Sedekah Yang Utama

https://s3.ap-southeast-1.amazonaws.com/1001inspirasiramadhan.com/post%2FSedekah-bulan-Ramadhan-750_400.jpg
inspirasiramadhan.com

Sahabat sederhana Sedekah adalah pemberian seorang Muslim kepada orang lain secara sukarela dan ikhlas tanpa dibatasi oleh waktu dan jumlah tertentu. Sedekah lebih luas dari sekadar zakat maupun infak. Karena sedekah tidak hanya berarti mengeluarkan atau menyumbangkan harta. Namun sedekah mencakup segala amal atau perbuatan baik.

Sedekah tidak mesti berupa materi. Mengucapkan kata-kata yang baik juga termasuk sedekah. Rasulullah SAW bersabda, “Tidak ada sedekah yang paling utama selain ucapan yang baik” (HR Al-Baihaqi). Pada hadis yang lain, Beliau SAW juga bersabda, “Tidak ada sedekah yang paling dicintai oleh Allah, selain ucapan yang baik.” (HR Al-Baihaqi).

Sedekah Jariyah

Sedekah jariyah adalah sedekah yang diniatkan untuk kebaikan. Nantinya kebaikan itu masih terus dirasakan hingga orang yang sedekah tersebut meninggal dunia. Misalnya sedekah dalam pembangunan masjid, saluran air, dan sebagainya.

Seperti yang tertulis dalam Hadist Riwayat Muslim, “Rasulullah bersabda, Jika seorang anak Adam meninggal, maka terputuslah seluruh amalnya kecuali tiga hal, sedekah jariyah, ilmu yang manfaat, dan anak (sholeh) yang mendoakan orangtuanya.”

Amal jariah berarti perbuatan baik yang mendatangkan pahala bagi yang melakukannya, meskipun ia telah berada di alam akhirat. Pahala dari amal perbuatan tersebut terus mengalir kepadanya selama orang yang hidup mengikuti atau memanfaatkan hasil amal perbuatannya ketika di dunia.

Sedekah yang Sembunyi-sembunyi

Kita dianjurkan untuk tidak pamer (riya) dengan semua bentuk ibadah yang kita lakukan, terutama sedekah.

Dalam Surat Al-Baqarah Ayat 262 Allah berfirman, “Orang-orang yang menafkahkan hartanya di jalan Allah, kemudia mereka tidak mengiringi apa yang dinafkahkannya itu dengan menyebut pemberiannya dan dengan tidak menyakiti perasaan (si penerima), mereka memperoleh pahala di sisi Allah.”

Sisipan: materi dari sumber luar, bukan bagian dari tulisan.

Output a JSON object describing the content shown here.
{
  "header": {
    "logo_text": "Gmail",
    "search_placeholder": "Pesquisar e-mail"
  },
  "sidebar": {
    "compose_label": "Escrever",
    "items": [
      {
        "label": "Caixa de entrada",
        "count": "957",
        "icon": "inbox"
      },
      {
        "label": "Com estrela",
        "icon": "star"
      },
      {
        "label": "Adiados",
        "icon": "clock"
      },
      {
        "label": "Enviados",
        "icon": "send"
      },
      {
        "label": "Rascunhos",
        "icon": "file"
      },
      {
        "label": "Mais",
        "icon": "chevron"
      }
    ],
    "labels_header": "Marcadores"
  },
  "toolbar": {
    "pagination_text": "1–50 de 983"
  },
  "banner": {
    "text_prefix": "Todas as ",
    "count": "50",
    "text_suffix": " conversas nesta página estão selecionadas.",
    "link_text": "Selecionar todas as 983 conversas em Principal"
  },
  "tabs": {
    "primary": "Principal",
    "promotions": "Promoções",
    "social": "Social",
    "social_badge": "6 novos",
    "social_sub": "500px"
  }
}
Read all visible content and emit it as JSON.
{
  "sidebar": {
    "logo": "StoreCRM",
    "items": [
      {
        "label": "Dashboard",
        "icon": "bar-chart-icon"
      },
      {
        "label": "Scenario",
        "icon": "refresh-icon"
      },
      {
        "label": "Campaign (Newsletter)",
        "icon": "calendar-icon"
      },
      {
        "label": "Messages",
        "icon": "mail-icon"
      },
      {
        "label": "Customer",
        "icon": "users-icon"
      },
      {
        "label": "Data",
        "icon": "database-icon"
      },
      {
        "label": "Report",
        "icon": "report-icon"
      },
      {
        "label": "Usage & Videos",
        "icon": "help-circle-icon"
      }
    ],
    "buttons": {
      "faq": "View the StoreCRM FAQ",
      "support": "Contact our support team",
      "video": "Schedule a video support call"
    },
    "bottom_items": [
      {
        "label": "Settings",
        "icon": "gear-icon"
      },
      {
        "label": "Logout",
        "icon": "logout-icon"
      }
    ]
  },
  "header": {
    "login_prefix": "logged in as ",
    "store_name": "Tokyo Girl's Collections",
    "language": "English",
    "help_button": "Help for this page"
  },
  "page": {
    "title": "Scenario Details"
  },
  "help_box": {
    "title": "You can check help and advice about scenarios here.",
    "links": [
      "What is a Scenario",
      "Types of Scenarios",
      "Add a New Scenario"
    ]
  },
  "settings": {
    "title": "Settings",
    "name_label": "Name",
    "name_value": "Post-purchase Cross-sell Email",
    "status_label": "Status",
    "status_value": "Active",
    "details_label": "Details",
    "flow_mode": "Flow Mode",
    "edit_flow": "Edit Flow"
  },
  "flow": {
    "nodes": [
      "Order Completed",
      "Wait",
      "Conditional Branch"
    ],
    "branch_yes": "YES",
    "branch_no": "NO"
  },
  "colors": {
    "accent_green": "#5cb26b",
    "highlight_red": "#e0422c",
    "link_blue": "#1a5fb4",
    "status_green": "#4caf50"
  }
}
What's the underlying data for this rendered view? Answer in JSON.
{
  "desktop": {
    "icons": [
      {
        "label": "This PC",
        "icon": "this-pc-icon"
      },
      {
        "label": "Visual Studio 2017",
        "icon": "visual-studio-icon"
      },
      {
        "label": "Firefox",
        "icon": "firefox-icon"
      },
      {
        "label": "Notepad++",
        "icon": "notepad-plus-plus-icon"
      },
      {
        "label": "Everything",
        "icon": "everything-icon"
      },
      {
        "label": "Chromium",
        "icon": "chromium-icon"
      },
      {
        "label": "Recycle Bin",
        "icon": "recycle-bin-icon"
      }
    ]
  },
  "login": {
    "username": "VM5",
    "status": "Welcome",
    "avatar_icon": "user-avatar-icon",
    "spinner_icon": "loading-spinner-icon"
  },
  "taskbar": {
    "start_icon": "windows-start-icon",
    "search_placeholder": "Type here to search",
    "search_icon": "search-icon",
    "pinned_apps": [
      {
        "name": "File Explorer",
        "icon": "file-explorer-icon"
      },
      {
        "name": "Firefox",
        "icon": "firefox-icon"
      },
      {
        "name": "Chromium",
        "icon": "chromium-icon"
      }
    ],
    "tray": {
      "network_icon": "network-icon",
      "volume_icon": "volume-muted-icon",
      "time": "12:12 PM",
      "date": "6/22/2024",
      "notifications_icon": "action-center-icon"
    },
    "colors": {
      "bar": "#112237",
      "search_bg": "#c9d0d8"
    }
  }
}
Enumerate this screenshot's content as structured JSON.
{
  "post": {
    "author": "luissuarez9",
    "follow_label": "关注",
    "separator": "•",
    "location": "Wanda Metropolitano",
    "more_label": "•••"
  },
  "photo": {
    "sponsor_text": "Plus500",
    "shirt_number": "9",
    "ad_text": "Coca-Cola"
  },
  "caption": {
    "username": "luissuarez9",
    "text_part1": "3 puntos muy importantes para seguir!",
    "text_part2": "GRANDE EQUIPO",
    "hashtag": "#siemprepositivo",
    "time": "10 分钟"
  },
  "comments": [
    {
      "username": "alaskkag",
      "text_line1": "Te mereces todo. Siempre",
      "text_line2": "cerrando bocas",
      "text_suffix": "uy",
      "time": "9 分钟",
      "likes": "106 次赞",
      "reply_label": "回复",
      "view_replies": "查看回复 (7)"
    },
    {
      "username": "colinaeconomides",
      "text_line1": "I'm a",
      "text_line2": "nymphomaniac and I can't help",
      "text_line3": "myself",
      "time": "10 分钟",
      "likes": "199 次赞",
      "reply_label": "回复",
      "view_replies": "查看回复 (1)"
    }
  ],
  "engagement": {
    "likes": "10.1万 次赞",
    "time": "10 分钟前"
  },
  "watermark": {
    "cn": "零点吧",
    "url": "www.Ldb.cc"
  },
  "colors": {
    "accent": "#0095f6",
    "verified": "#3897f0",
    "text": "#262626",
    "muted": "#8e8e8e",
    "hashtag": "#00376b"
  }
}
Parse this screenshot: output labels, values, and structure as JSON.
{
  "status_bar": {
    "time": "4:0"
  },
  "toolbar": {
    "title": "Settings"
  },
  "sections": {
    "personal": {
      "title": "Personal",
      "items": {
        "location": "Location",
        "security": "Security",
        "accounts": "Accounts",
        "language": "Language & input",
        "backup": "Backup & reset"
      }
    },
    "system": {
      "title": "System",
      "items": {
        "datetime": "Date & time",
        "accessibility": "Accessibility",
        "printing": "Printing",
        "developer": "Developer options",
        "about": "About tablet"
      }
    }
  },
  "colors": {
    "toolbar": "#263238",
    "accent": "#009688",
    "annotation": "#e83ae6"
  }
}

Selain itu, Allah juga menegaskan firman-Nya dalam Al-Baqarah Ayat 264 bagi orang yang memamerkan amalan sedekahnya. Allah berfirman, ” Hai orang-orang beriman, janganlah kamu menghilangkan (pahala) sedekahmu dengan menyebut-nyebutnya dan menyakiti perasaan (si penerima).”

Allah Pasti Membalasnya

Allah ta’ala berfirman,

وَمَا أَنفَقْتُم مِّن نَّفَقَةٍ أَوْ نَذَرْتُم مِّن نَّذْرٍ فَإِنَّ اللَّهَ يَعْلَمُهُ

Apapun infak yang kalian berikan atau nadzar apapun yang kalian canangkan, sesungguhnya Allah mengetahuinya.” (QS. Al-Baqarah: 270)

Allah Pasti Menggantinya

Allah ta’ala berfirman,

وَمَا أَنفَقْتُم مِّن شَيْءٍ فَهُوَ يُخْلِفُهُ وَهُوَ خَيْرُ الرَّازِقِينَ

Apapun harta yang kalian infakkan maka Allah pasti akan menggantikannya, dan Dia adalah sebaik-baik pemberi rizki.” (QS. Saba’: 39)

Sedekah Kepada Kerabat

Sebagai manusia, sepatutnya kita tidak memilih-milih kepada siapa kita bersedekah. Namun, ada baiknya kita mengedepankan orang terdekat yang terkena musibah untuk kita bantu.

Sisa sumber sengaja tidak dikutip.